Отчего он так яростно и слепо преследовал меня?
Скорее всего, из-за чувства собственной неполноценности: в благополучное время он приглашал меня по разным поводам, и встречи эти у него в ЦК рождали во мне недоумение — он зачем-то льстил, хвалил какие-то мои пустые, худшие статьи, а я замыкался и был недостаточно любезен. Я уже упоминал о том, что трижды за 1947 и 1948 годы ЦК, выражая недовольство самого Сталина, выговаривал редакции «Нового мира»: за публикацию рассказа Андрея Платонова «Возвращение» («Семья Ивановых»), за воспоминания шофера Ленина Гиля и обнародование сценария «Мсье Верду». «Мсье Верду» был в особой немилости у Сталина: он и до середины не досмотрел фильм о Верду — убийце своих жен, фильм ненавистного Чаплина, осмеявшего Гитлера, вождя немецкого народа. Осмеял, да еще и название какое позволил себе: «Диктатор»! Не выпад ли это против сильной личности вообще, против того, кто принял на свои плечи всю тяжесть государственной власти, кто и впрямь играет земным шаром, как глобусом?

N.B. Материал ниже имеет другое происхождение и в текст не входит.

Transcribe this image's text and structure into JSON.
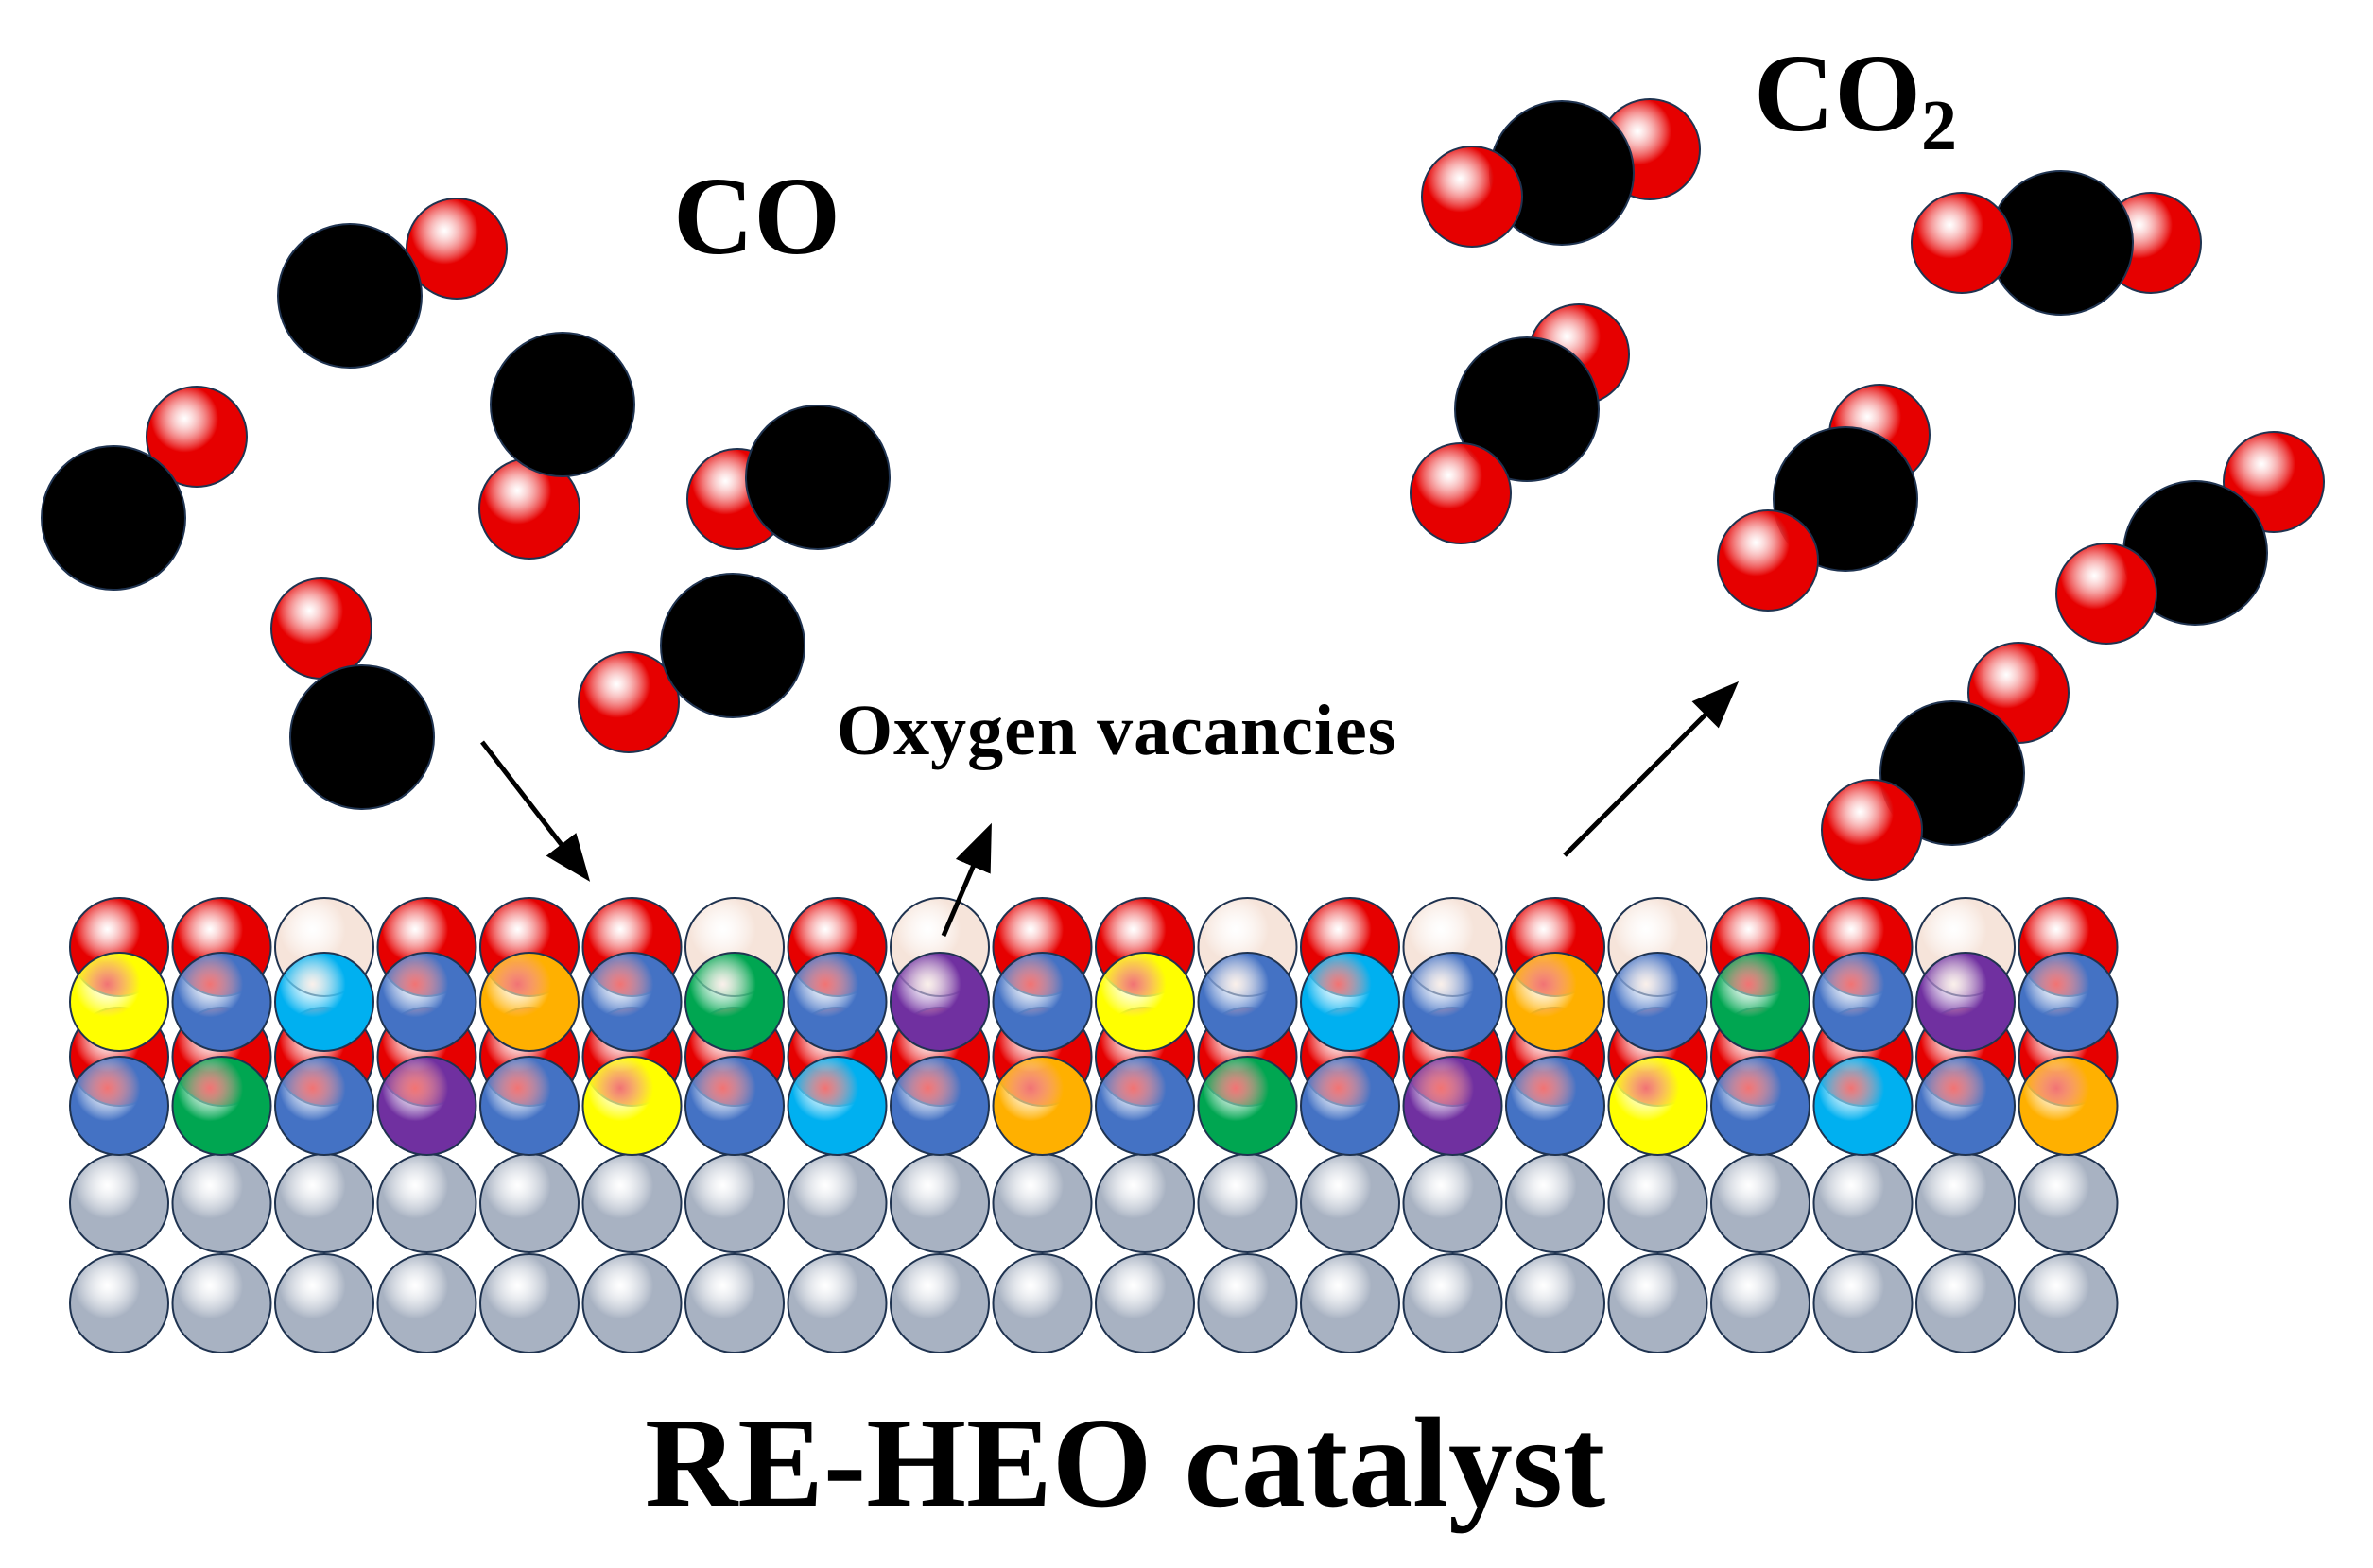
{
  "labels": {
    "co": "CO",
    "co2_main": "CO",
    "co2_sub": "2",
    "vacancies": "Oxygen vacancies",
    "catalyst": "RE-HEO catalyst"
  },
  "colors": {
    "oxygen": "#e60000",
    "carbon": "#000000",
    "vacancy": "#f6e4da",
    "host_metal": "#4472c4",
    "support": "#a8b2c2",
    "dopant_yellow": "#ffff00",
    "dopant_cyan": "#00b0f0",
    "dopant_orange": "#ffb000",
    "dopant_green": "#00a651",
    "dopant_purple": "#7030a0"
  },
  "lattice": {
    "top_oxygen_row": [
      "O",
      "O",
      "V",
      "O",
      "O",
      "O",
      "V",
      "O",
      "V",
      "O",
      "O",
      "V",
      "O",
      "V",
      "O",
      "V",
      "O",
      "O",
      "V",
      "O"
    ],
    "metal_row_1": [
      "yellow",
      "blue",
      "cyan",
      "blue",
      "orange",
      "blue",
      "green",
      "blue",
      "purple",
      "blue",
      "yellow",
      "blue",
      "cyan",
      "blue",
      "orange",
      "blue",
      "green",
      "blue",
      "purple",
      "blue"
    ],
    "metal_row_2": [
      "blue",
      "green",
      "blue",
      "purple",
      "blue",
      "yellow",
      "blue",
      "cyan",
      "blue",
      "orange",
      "blue",
      "green",
      "blue",
      "purple",
      "blue",
      "yellow",
      "blue",
      "cyan",
      "blue",
      "orange"
    ],
    "support_rows": 2
  }
}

В одну из встреч с Ф. Головенченко разговор коснулся этих выволочек «Новому миру», и хозяин кабинета проявил вдруг непозволительный либерализм — молча махнул рукой: мол, ладно, пустое, не стоит об этом.
Можно ли было ему забыть об этой слабости, не желать мне исчезновения, лагерной аннигиляции!
Ненависть часто отнимает разум и трезвый расчет. (Если только не предположить, что и Ф. Головенченко был убежден в неизбежности нашего ареста.)
Тогда во главе культпросветучреждений страны (или только России) стоял славный и скромный человек — профессор Колбановский. Он казался мне стариком, был сед, спокоен, непостижимо расположен ко мне, принятому по звонку кого-то из моих друзей. Казалось, он подготовился к встрече, разузнал обо мне.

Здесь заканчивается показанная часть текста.